Si les tensions commerciales s’intensifient ou si l’incertitude s’aggrave, la demande globale de matières premières risque de s’affaiblir encore davantage, et les prix de baisser.

Déjà confrontés à des coûts d’emprunt élevés et à un accès limité aux financements extérieurs, les pays d’Afrique subsaharienne doivent mobiliser chaque année plus de 70 milliards de dollars de financements extérieurs bruts pour couvrir leurs besoins, soit environ 6 % de leur PIB régional. La hausse des tensions commerciales risque d’aggraver ces défis, en accentuant l’aversion pour le risque des investisseurs et en rendant plus difficile l’accès aux marchés financiers internationaux.

Choc sur les taux souverains africains

La montée de l’aversion pour le risque a déclenché une forte vente des obligations souveraines africaines, provoquant une hausse généralisée des spreads souverains. Les spreads des obligations souveraines africaines ont augmenté en moyenne d’environ 100 points de base en quelques semaines.
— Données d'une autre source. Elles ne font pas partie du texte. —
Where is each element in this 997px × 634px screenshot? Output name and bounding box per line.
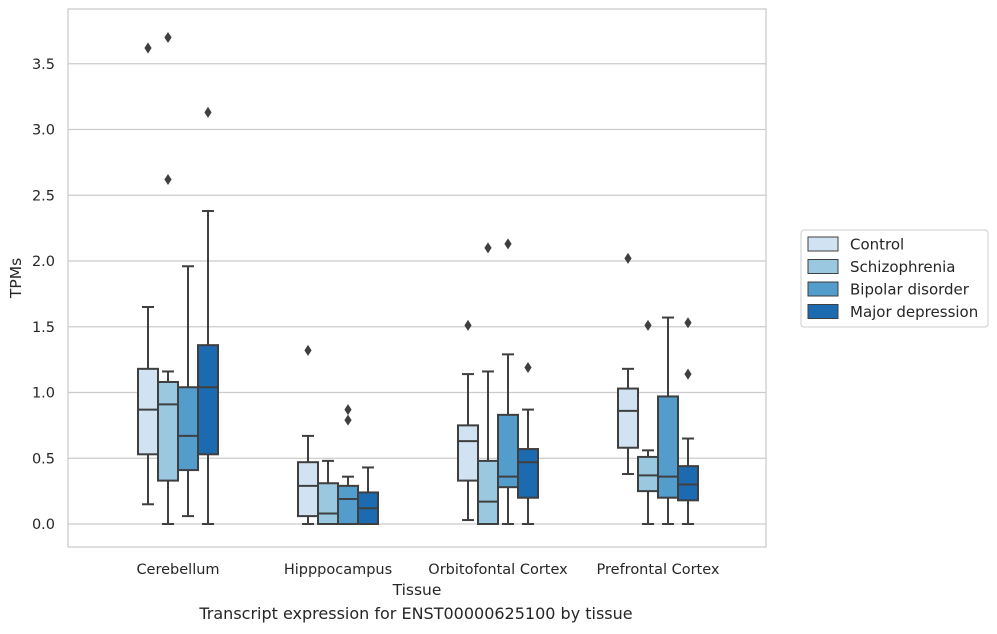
box [637,455,659,493]
outlier-point [304,344,312,356]
x-tick-label: Prefrontal Cortex [597,562,720,578]
box-group [637,319,659,525]
y-tick-label: 3.0 [32,123,55,139]
box-group [137,42,159,506]
outlier-point [524,362,532,374]
legend-swatch [807,281,839,297]
outlier-point [344,404,352,416]
y-axis-title: TPMs [7,258,25,299]
legend-label: Major depression [850,303,978,321]
plot-frame [67,8,767,548]
y-tick-label: 1.5 [32,320,55,336]
box [457,424,479,482]
x-tick-label: Orbitofontal Cortex [428,562,568,578]
outlier-point [164,31,172,43]
box-group [617,252,639,476]
y-tick-label: 2.5 [32,188,55,204]
outlier-point [484,242,492,254]
y-tick-label: 2.0 [32,254,55,270]
box-group [337,404,359,525]
box-layer [137,31,699,526]
x-tick-label: Hipppocampus [284,562,392,578]
box-group [657,316,679,525]
legend-swatch [807,236,839,252]
box-group [677,317,699,525]
box-group [477,242,499,526]
legend: Control Schizophrenia Bipolar disorder Majo… [800,229,989,328]
box-group [177,265,199,518]
box [157,380,179,482]
box [317,482,339,525]
box-group [157,31,179,525]
box-group [297,344,319,525]
outlier-point [644,319,652,331]
x-tick-labels: Cerebellum Hipppocampus Orbitofontal Corte… [136,562,719,578]
outlier-point [504,238,512,250]
y-tick-labels: 0.0 0.5 1.0 1.5 2.0 2.5 3.0 3.5 [32,57,55,533]
legend-label: Control [850,236,904,254]
outlier-point [464,319,472,331]
box [477,459,499,526]
y-tick-label: 3.5 [32,57,55,73]
outlier-point [684,317,692,329]
y-tick-label: 0.0 [32,517,55,533]
legend-frame [800,229,989,328]
box [677,465,699,502]
outlier-point [144,42,152,54]
box [197,344,219,456]
legend-swatch [807,304,839,319]
box [137,367,159,456]
x-tick-label: Cerebellum [136,562,219,578]
box [337,484,359,525]
box-group [317,459,339,525]
outlier-point [624,252,632,264]
legend-label: Schizophrenia [850,258,955,276]
box-group [497,238,519,525]
outlier-point [684,368,692,380]
box [657,395,679,499]
y-tick-label: 0.5 [32,451,55,467]
box [177,386,199,472]
box-group [357,466,379,526]
box-group [517,362,539,525]
box [517,448,539,499]
outlier-point [164,173,172,185]
box [617,387,639,449]
box-group [197,106,219,525]
box-group [457,319,479,522]
legend-label: Bipolar disorder [850,281,970,299]
outlier-point [344,414,352,426]
y-tick-label: 1.0 [32,386,55,402]
outlier-point [204,106,212,118]
legend-swatch [807,259,839,274]
box [297,461,319,518]
figure-caption: Transcript expression for ENST0000062510… [199,604,633,623]
x-axis-title: Tissue [392,581,442,599]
Cette hausse du coût du risque rend le refinancement externe plus difficile pour les pays africains, malgré des tentatives de stabilisation des marchés après l’annonce d’un arrêt partiel des nouveaux tarifs le 9 avril.

Les primes de risque plus élevées devraient persister au-delà du choc immédiat, dans un contexte de durcissement des conditions financières mondiales, de ralentissement de la croissance globale et de volatilité accrue des marchés des matières premières. Ce nouvel environnement fragilise particulièrement les économies d’Afrique subsaharienne qui dépendent des marchés internationaux pour leur financement.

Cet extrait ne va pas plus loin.